Early life parameters and personality affect oxidative status during adulthood in an altricial rodent.

It is increasingly recognized that alterations of the cellular oxidative status might be an important cost underlying challenging early life conditions. For example, an increased litter size can impose challenges as the offspring will face increased competition for maternal resources. Within a litter, individuals with relatively higher starting mass typically show higher growth rates, which can lead to increased oxidative damage. We investigated the long-term consequences of these early life parameters on the oxidative status in mature mound-building mice (Mus spicilegus). Individual differences in the animals' exploration tendency were assessed by repeated open field and novel object tests. We predicted less exploratory phenotypes, which typically show a higher stress responsiveness, to be particularly susceptible to possible effects of these early life parameters on oxidative status.
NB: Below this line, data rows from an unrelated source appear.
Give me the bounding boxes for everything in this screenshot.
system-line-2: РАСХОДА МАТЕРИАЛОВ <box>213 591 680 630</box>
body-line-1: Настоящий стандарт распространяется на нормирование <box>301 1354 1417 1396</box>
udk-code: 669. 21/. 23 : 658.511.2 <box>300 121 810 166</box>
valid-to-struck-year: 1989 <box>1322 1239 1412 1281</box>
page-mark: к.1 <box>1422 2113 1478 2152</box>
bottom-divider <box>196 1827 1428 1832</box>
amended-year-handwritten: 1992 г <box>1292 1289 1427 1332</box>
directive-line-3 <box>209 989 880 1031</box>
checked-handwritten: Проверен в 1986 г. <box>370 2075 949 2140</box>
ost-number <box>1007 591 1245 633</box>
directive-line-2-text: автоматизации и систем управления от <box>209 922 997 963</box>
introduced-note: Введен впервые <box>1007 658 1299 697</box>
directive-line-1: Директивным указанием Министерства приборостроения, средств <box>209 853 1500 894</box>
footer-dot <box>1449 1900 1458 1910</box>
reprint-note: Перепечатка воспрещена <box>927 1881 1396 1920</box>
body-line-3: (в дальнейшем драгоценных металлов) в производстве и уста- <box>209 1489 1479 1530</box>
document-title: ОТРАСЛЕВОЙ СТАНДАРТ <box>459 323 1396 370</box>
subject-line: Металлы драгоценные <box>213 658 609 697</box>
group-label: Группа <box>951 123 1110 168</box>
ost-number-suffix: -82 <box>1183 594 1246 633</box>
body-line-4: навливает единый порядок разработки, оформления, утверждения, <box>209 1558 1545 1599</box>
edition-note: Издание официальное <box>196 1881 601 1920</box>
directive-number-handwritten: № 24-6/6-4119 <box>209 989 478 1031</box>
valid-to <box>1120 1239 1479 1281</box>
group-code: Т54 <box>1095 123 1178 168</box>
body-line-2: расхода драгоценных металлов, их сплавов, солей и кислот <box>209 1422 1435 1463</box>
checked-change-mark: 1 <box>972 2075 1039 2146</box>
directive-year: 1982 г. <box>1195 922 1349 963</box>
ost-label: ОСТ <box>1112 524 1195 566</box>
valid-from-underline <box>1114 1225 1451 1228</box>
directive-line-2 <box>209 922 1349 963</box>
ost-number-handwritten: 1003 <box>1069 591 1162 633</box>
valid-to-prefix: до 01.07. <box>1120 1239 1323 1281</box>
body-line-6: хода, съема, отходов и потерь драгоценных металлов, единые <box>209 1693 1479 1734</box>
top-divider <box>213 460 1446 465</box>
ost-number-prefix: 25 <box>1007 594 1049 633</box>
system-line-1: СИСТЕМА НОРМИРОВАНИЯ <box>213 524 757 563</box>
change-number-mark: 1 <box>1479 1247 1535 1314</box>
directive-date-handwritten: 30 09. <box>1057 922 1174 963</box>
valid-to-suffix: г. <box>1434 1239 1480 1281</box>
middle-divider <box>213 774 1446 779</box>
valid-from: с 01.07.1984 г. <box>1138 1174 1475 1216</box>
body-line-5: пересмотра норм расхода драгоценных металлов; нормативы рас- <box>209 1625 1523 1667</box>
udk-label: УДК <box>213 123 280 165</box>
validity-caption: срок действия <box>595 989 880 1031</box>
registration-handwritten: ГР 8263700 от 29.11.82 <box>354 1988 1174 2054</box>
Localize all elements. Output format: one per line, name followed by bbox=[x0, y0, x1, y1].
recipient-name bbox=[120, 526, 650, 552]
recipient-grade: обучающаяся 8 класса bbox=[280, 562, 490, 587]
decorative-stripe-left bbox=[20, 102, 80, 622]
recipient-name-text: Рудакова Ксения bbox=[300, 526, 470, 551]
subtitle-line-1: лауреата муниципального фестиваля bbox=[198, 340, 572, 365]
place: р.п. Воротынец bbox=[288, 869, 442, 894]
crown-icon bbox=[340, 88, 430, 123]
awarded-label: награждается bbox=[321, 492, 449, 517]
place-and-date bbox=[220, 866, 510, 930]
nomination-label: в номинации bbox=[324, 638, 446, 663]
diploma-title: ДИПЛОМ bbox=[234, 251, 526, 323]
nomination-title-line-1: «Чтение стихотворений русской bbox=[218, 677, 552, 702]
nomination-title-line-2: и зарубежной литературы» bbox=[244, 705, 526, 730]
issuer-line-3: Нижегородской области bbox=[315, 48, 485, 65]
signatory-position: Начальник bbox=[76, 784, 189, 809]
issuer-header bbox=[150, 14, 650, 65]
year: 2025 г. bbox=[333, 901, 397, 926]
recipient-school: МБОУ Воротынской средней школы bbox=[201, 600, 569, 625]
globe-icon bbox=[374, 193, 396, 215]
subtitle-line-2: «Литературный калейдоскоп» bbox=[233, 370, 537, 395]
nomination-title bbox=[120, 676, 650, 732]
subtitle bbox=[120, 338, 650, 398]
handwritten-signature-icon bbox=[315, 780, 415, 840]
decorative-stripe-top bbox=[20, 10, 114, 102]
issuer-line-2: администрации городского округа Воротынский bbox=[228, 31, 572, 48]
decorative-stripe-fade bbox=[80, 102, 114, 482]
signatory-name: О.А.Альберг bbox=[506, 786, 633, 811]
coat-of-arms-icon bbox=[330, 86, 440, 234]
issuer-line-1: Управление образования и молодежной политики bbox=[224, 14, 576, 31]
We quantified oxidative damage of DNA (8-hydroxy-2'-deoxyguanosine levels, 8-OHdG) and proteins (protein carbonyl content, PCC), and activities of the antioxidants catalase (CAT), glutathione peroxidase (GPx), and superoxide dismutase (SOD) in liver and skeletal muscle tissue. 8-OHdG levels were positively associated with CAT and SOD in both tissues, indicating that increased oxidative DNA damage was associated with an upregulation of antioxidant production. Hepatic DNA damage after maturity was increased in animals from larger litters. In less exploratory animals, DNA damage and the activity of CAT and SOD in the muscle were increased, but only in individuals with higher relative starting mass (measured on postnatal day 9). This interaction may be explained by the typically higher adrenocortical activity in less exploratory phenotypes and by the higher growth in relatively heavier pups, two factors known to increase oxidative stress. These findings contribute to enlightening the complex interplay between early life conditions, personality, and oxidative status.